Publicado em:

Niefer, I. A.; Silva, J. C. L. G. da; Amend, M. Ecoturistas ou não? Análise preliminar dos visitantes do Parque Nacional de Superagüi. Turismo - Visão e Ação, ISSN 1415-6393, ano 3, n.6, abr/set 2000, p.49-68, 2000.

 

 

ECOTURISTAS OU NÃO? ANÁLISE PRELIMINAR DOS VISITANTES DO PARQUE NACIONAL DE SUPERAGÜI[1]

 

Autores:

 

INGE ANDREA NIEFER[2];

JOÃO CARLOS GARZEL LEODORO DA SILVA[3];

MARCOS AMEND[4].

 

Resumo

 

O presente trabalho consiste na análise do perfil dos visitantes do Parque Nacional de Superagüi, situado no litoral norte do Estado do Paraná. Foram analisadas 94 entrevistas, realizadas durante a temporada 1998/1999. Verificou-se que a maior parte dos visitantes pode ser considerada como “ecoturista”, pois o seu perfil encaixa-se dentro do comumente proposto na literatura. Preferências relativas a atividades e infra-estrutura, assim como críticas, são indicadores valiosos para o futuro manejo do Parque.

 

Abstract

 

The present work consists of the analysis of the visitors’ profile of the Superagüi National Park, located in the north coast of the State of Paraná, Brazil. 94 interviews were analyzed which were conducted during the season 1998/1999. It was verified that most of the visitors can be considered as "ecotourists", because their profile fits to the one commonly proposed in literature. Visitors’ preferences related to activities and infrastructure and critics are valuable indicators for the park’s future management.

 

Palavras-chave: ecoturismo, parque nacional, Superagüi, ecoturista, perfil de visitante.

Keywords: ecotourism, national park, Superagüi, ecotourist, visitors’ profile.


 

Introdução

O Parque Nacional de Superagüi localiza-se no norte do estado do Paraná, junto à divisa com o estado de São Paulo (Fig. 1). Foi criado em 1989, com uma área inicial de cerca de 21400 ha. Em 1999 ocorreu uma demarcação e a área aumentou para cerca de 34000 ha. Inclui principalmente a Ilha do Superagüi, a Ilha das Peças, a Ilha de Pinheiro e a Ilha do Pinheirinho. Foram incluídos ainda o vale do Rio dos Patos no continente e o Canal do Varadouro, que separa a Ilha do Superagüi do continente. 

O Parque Nacional faz parte do complexo estuário da Cananéia, Iguape e Paranaguá. Em 1991 ele foi declarado Reserva da Biosfera pela UNESCO (SPVS, 1992) e, sob ponto de vista de suplemento alimentar, é uma das áreas mais importantes do país. Recentemente, em dezembro de 1999, o parque foi declarado patrimônio natural da humanidade (UNESCO, 1999).

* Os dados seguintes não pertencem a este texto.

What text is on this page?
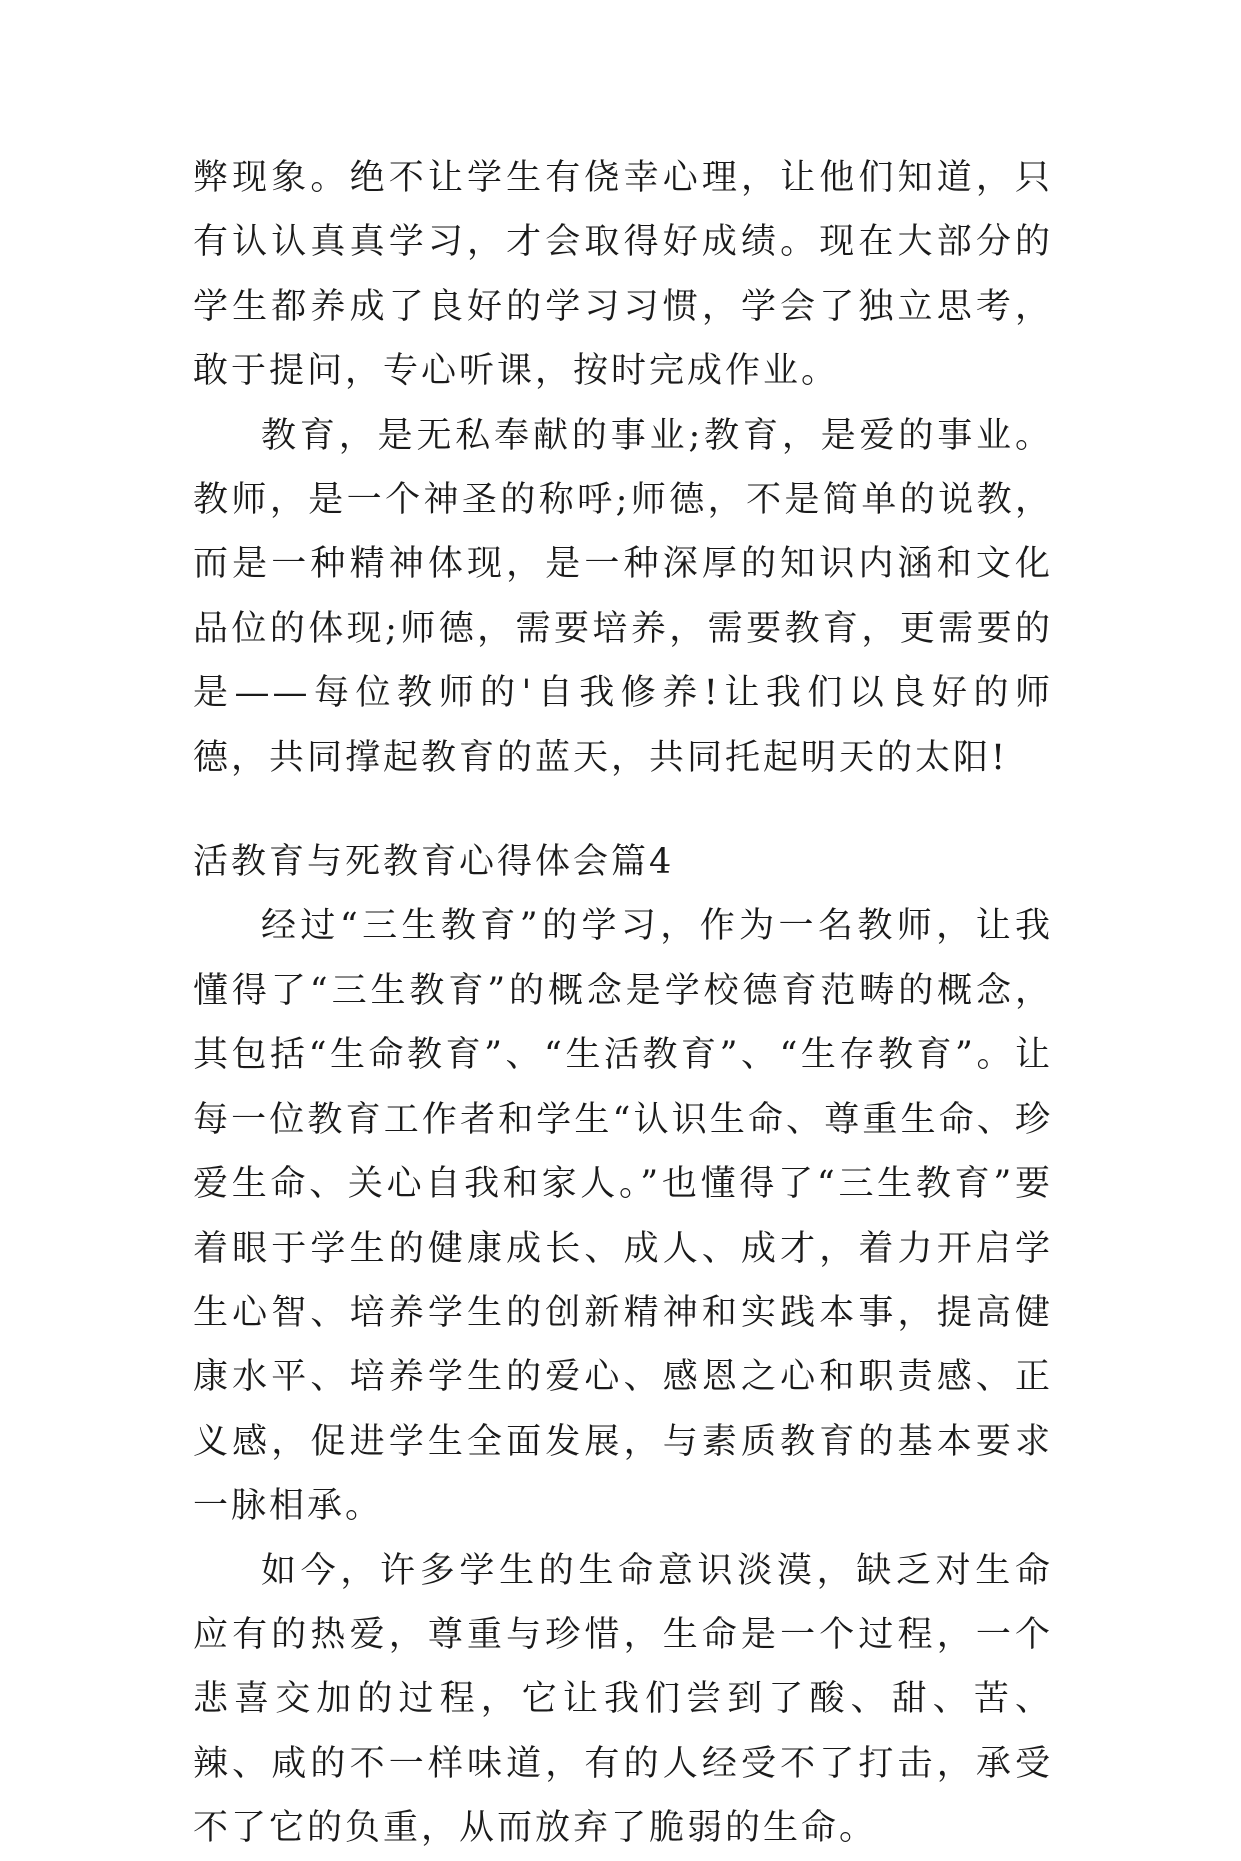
弊现象。绝不让学生有侥幸心理，让他们知道，只有认认真真学习，才会取得好成绩。现在大部分的学生都养成了良好的学习习惯，学会了独立思考，敢于提问，专心听课，按时完成作业。

教育，是无私奉献的事业;教育，是爱的事业。教师，是一个神圣的称呼;师德，不是简单的说教，而是一种精神体现，是一种深厚的知识内涵和文化品位的体现;师德，需要培养，需要教育，更需要的是——每位教师的'自我修养!让我们以良好的师德，共同撑起教育的蓝天，共同托起明天的太阳!

活教育与死教育心得体会篇4

经过“三生教育”的学习，作为一名教师，让我懂得了“三生教育”的概念是学校德育范畴的概念，其包括“生命教育”、“生活教育”、“生存教育”。让每一位教育工作者和学生“认识生命、尊重生命、珍爱生命、关心自我和家人。”也懂得了“三生教育”要着眼于学生的健康成长、成人、成才，着力开启学生心智、培养学生的创新精神和实践本事，提高健康水平、培养学生的爱心、感恩之心和职责感、正义感，促进学生全面发展，与素质教育的基本要求一脉相承。

如今，许多学生的生命意识淡漠，缺乏对生命应有的热爱，尊重与珍惜，生命是一个过程，一个悲喜交加的过程，它让我们尝到了酸、甜、苦、辣、咸的不一样味道，有的人经受不了打击，承受不了它的负重，从而放弃了脆弱的生命。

Abriga baías, praias desertas, restingas, manguezais e várias formações florestais de Floresta Atlântica. Várias espécies animais, algumas delas raras ou ameaçadas de extinção, como o papagaio chauá ou papagaio-da-cara-roxa (Amazona brasiliensis), o mico-leão-da-cara-preta (Leontopithecus caissara) e o jacaré-de-papo-amarelo, vivem dentro dos seus limites.

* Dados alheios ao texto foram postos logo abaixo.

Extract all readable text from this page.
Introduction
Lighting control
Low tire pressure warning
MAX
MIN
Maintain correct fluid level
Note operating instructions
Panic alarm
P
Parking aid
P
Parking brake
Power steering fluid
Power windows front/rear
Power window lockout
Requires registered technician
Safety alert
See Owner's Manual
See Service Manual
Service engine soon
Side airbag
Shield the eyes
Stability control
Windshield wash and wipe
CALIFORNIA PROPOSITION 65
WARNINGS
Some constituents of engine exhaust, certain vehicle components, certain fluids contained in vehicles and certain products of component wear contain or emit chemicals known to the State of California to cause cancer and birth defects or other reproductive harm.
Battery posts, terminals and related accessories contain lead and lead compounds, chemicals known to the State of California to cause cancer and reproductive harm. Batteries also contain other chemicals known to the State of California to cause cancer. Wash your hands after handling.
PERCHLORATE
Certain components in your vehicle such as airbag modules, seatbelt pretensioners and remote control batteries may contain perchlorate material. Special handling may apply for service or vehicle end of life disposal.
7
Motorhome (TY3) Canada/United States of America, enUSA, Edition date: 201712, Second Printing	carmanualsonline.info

O parque ainda não possui uma infra-estrutura turística organizada, nem existe um plano de manejo. Atualmente, existem oito pousadas, quatro restaurantes e um camping na comunidade da Barra do Superagüi, onde a pesquisa foi conduzida. Não há transporte marítimo regular, sendo necessário fretar barcos particulares para chegar ao local.

A demanda turística ainda é relativamente pequena, mas em conseqüência da instalação de eletricidade no final do ano 1998 e da proximidade do parque a dois grandes centros urbanos, Curitiba e São Paulo, é provável que a demanda aumente consideravelmente num futuro próximo, o que torna urgente um programa de planejamento turístico.

 


 

FIGURA 1: LOCALIZAÇÃO DO PARQUE NACIONAL DE SUPERAGÜI

 

Revisão de literatura

A EMBRATUR (1994) define ecoturismo como “um segmento da atividade turística que usa de uma forma sustentável o patrimônio natural e cultural, motivando a sua conservação e incentivando a formação de uma consciência ambiental pela interpretação do ambiente, promovendo o bem-estar das populações envolvidas”.

VALENTINE (1993) destaca quatro componentes importantes do ecoturismo: 1) ser baseado em áreas naturais relativamente pouco perturbadas; 2) não causar danos, não degradar e ser ecologicamente sustentável; 3) contribuir diretamente para a proteção e o manejo contínuo da área natural usada; 4) ser sujeito a um regime de manejo adequado e apropriado.

Nem todas as formas de ecoturismo são sustentáveis, assim WIGHT (1993) aponta que não é a definição o mais importante, mas os princípios básicos e valores éticos em relação à conservação/sustentabilidade e comunidades locais.

NIEFER & GARZEL (1999) salientam a importância da existência de códigos de ética das próprias operadoras ecoturísticas e a criação de “selos verdes”, para que o turista possa escolher empreendimentos que trabalham de forma sustentável, já que ainda não existe uma definição operacional para o termo “ecoturismo”.

CEBALLOS-LASCURÁIN (1998, p.8) destaca que o termo ecoturismo somente deveria ser usado se: a) a atividade turística acontece num ambiente natural; b) encoraja a conservação e c) ajuda a sociedade a alcançar um desenvolvimento sustentável.

De acordo com OFFICE OF NATIONAL TOURISM (1997), os ecoturistas geralmente parecem procurar experiências de viagem que envolvem áreas ou atrações de beleza natural, grupos pequenos, distância de massas, algum nível de interação com o meio ambiente, interação com outras pessoas (de preferência compatíveis e de opiniões semelhantes), algum grau de informação e aprendizagem, diversão e prazer.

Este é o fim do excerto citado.